Bruna Karla - Aceito o Teu Chamado Lyrics
Lyrics
Quantas vezes j? tentei me esconder preocupado com o que iriam dizer, j?
cantei t?o vazio, j? orei sem querer.
Quantas vezes troquei o sim pelo n?o, mas o Senhor sabia da minha
inten??o, a f? se escondia por tr?s da raz?o, o peso da tribula??o me
quer no ch?o, cansar as minhas asas pra poder n?o voar, mas estou
decidido n?o vou mais negar, o Teu chamado ? o que me faz viver, por
isso eu me sentia perto de morrer, mas tomei uma atitude, preciso viver.
Viver Teu chamado, deixar minha hist?ria, ser carta de Deus para o homem
perdido, negar o meu eu, romper com os conflitos, vou buscar teu reino,
tua voz n?o resisto, aceito Teu chamado.Tua palavra foi a for?a que
moveu a minha f?, Tua palavra foi a base que me colocou de p?, Tua
verdade o confronto que me trouxe at? aqui. Quero os teus ideais, Deus
usa-me.
Video
Aceito o Teu Chamado | CD Aceito o Teu Chamado | Bruna Karla
Meaning & Inspiration
Bruna Karla sings about being “a letter from God to the lost man,” and for a second, I’m leaning against the back wall wondering if that’s actually a burden anyone can carry. We love that metaphor. It sounds clean, printed on a nice card, something you’d find at a bookstore with a picture of a sunset. But when you’re sitting in a house that’s gone quiet because someone you loved didn’t wake up, or you’re staring at a severance letter while the bills keep piling up, does that metaphor hold any weight? A letter is just ink and paper. It can be tossed in the trash or left unopened. The "lost man" she’s talking about is usually looking for something sturdier than a handwritten note; he’s looking for a God who shows up in the rubble, not just one who writes flowery prose about how things ought to be.
"A fé se escondia por trás da razão," she says. That part hit me. It’s the most honest line in the entire track. How many times have I sat in a pew, or paced my living room, trying to rationalize why a prayer went unanswered? We wrap our doubt in "reason" because it’s safer than admitting we’re terrified that God might actually be silent. We build these intellectual fortresses to protect ourselves from the stinging reality that faith isn't a straight line. If you’re going to claim a "call," you have to account for the fact that sometimes the call leads you straight into a wall.

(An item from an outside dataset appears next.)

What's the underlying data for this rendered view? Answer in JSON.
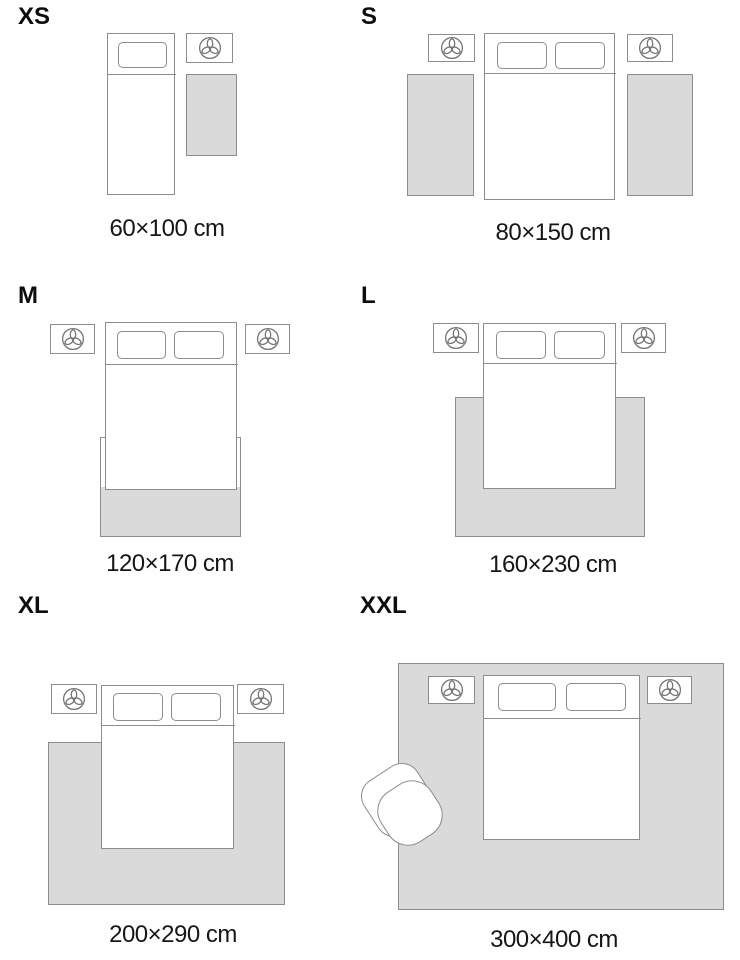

Then she moves to "Tua palavra foi o confronto que me trouxe até aqui." That’s the pivot. Notice she uses the word "confronto"—confrontation. That’s not a cozy Sunday morning feeling. That’s the abrasive truth that stops you from spinning your own narrative. I appreciate that she doesn't treat the Word as a warm blanket, but as something that clashes with the ego.
Still, I have to ask: what happens when the "confronto" doesn't lead to a tidy resolution? The song ends with an acceptance, a "Yes, Lord, use me." It’s a brave sound, but it’s easy to sing when the music swells and the lights are bright. I wonder how it sounds at 3:00 AM when the "conflitos" she mentions—those internal wars—don't actually stop just because you sang a song about wanting to be a letter.
Maybe the "call" isn't about being a pristine message for someone else. Maybe it’s just the grueling work of showing up after the motivation has dried up. If "aceito o Teu chamado" is going to be anything more than cheap grace, it has to be whispered when you’re tired, when your "wings are tired" of flying, and when you’re not sure there’s anything left to give. I want to believe the song, I really do. But I’m still waiting to see if that kind of surrender survives a funeral. It’s a hard thing to ask of a human. Maybe that’s the point—that the call is only possible because of that "confronto" she mentioned, because God is the one doing the heavy lifting, not the person trying to be the letter. I’m skeptical of the hype, but I’ll take the confrontation.